Typical MDX examples for "give me the top 5 Bs for each A" look like this:
-- return top 5 clients for each firm
select
[Measures].[Amount] on columns,
NON EMPTY generate(
[Firms].[Firm Name].Children,
crossjoin(
[Firms].[Firm Name].CurrentMember,
TopCount([Clients].[Client Name].Children, 5, [Measures].[Amount])
)
)
on rows
from [FirmsAndClients]
I'm prototyping a UI that does a lot of these "top 5" type queries, so I'm looking for any tips to speed them up in particular, especially when crossjoin(A, B) has mostly null measure values.
In this particular case Firms x Clients was big (n=5000 x n=20,000, more or less) and sparse, and I was able to speed things up by a factor of about 100 by replacing the NON EMPTY with a filter(NOT ISEmpty) inside the crossjoin:
-- return top 5 clients for each firm
select
[Measures].[Amount] on columns,
generate(
[Firms].[Firm Name].Children,
crossjoin(
[Firms].[Firm Name].CurrentMember,
TopCount(
filter([Clients].[Client Name].Children, NOT IsEmpty([Measures].[Amount]))
5,
[Measures].[Amount])
)
)
on rows
from [FirmsAndClients]
I was hoping to get a further performance benefit from pre-warming the SSAS caches by running similar queries, but I've discovered the above query (i.e. the one with "filter") is equally slow when run against warm and cold caches. Playing with Sql Profiler, I've discovered part of why this might be: While SSAS is caching portions of the underlying cube data, it doesn't seem to cache the results from the query-as-a-whole, nor does it seem to cache the intermediate sets created by generate or by crossjoin. Thus it has to redo the generate and crossjoin and topcount each time I repeat the query. And even even though each topcount appears to take 1ms or less, those milliseconds add up when iterating across thousands of Firms.

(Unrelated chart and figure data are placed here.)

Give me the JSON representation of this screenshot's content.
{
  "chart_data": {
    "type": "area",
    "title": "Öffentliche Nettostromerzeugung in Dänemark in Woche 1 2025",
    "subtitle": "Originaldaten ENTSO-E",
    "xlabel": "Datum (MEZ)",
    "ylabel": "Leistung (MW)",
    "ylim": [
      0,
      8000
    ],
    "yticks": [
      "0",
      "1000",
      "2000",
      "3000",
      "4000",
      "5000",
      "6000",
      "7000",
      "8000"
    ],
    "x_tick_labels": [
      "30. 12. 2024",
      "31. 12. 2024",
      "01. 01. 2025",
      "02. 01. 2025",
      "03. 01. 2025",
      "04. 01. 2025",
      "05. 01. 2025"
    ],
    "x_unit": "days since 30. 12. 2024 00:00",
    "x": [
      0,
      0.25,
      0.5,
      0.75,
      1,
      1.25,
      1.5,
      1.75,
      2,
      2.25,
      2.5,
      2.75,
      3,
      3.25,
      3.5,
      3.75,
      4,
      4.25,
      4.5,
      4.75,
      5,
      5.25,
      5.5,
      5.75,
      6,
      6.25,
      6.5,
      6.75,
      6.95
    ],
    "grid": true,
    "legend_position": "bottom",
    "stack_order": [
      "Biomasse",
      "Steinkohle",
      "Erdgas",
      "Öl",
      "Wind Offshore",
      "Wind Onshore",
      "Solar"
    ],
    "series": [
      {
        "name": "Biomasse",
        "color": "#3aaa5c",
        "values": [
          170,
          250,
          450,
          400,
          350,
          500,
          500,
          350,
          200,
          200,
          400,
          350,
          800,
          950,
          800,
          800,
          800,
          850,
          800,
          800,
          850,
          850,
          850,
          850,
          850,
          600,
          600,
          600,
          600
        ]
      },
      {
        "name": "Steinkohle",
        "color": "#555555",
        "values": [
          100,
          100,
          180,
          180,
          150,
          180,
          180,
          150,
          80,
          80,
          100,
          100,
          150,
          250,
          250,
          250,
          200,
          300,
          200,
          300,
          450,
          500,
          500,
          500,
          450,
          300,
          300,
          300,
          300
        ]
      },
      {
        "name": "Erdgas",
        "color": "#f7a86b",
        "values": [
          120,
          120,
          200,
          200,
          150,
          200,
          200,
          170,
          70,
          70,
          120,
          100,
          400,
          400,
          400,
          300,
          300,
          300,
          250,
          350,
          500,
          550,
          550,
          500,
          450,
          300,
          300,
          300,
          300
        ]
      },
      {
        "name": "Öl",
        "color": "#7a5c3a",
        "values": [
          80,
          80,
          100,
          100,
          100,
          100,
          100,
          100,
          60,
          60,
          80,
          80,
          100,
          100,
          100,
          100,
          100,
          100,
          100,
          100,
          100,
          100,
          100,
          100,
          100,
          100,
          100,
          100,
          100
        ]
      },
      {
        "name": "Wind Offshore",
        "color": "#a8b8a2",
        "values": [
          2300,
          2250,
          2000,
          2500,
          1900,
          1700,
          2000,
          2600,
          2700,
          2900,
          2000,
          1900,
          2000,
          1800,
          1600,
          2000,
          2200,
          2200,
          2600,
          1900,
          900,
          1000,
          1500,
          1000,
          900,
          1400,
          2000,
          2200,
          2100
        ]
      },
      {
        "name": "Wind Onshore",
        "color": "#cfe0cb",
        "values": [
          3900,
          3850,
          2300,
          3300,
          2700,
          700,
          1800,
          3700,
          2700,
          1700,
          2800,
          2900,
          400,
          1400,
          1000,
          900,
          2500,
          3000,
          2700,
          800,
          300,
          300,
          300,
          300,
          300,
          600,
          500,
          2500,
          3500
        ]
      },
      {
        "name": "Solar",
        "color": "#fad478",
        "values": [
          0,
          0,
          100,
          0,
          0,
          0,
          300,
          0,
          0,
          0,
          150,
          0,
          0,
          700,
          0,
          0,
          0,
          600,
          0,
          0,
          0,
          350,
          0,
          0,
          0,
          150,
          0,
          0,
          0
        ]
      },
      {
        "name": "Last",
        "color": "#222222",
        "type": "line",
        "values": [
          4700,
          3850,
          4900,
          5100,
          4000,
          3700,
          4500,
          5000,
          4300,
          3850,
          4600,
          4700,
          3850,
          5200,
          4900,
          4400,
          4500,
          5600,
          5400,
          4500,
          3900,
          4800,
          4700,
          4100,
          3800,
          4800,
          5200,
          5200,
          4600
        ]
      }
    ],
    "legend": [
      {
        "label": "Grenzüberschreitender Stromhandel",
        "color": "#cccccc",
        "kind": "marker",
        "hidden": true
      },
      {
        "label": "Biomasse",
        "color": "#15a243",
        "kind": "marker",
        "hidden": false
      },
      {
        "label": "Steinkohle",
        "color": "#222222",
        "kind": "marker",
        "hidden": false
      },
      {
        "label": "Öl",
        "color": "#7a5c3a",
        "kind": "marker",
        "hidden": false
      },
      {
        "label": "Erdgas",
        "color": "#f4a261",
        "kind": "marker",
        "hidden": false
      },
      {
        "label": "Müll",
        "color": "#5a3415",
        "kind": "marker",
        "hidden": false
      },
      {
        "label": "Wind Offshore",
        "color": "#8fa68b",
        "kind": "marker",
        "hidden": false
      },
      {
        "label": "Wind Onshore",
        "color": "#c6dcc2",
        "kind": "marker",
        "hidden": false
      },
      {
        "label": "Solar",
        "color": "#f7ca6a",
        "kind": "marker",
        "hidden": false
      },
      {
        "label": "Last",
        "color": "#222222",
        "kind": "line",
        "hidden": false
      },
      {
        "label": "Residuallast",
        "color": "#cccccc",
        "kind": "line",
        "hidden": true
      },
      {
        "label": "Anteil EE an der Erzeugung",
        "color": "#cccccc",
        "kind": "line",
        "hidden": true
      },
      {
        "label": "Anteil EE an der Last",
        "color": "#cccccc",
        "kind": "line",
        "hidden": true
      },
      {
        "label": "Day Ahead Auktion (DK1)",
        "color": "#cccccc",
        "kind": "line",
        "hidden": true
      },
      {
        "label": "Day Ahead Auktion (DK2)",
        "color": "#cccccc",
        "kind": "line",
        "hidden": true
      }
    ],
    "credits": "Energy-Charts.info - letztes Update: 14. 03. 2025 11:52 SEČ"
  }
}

Any tips on what I can do, at the MDX level or the cube level or the Sql Server tuning level? In the SQL world I could get some mileage out of creating an index on the columns I wanted to sort by. As far as I know there's nothing like that for OLAP, though.
Conceivably this is a more general question of what to do when you want to speed up an MDX query that involves complicated sorting and filtering (which apparently doesn't sit 100% well with the SSAS caching system).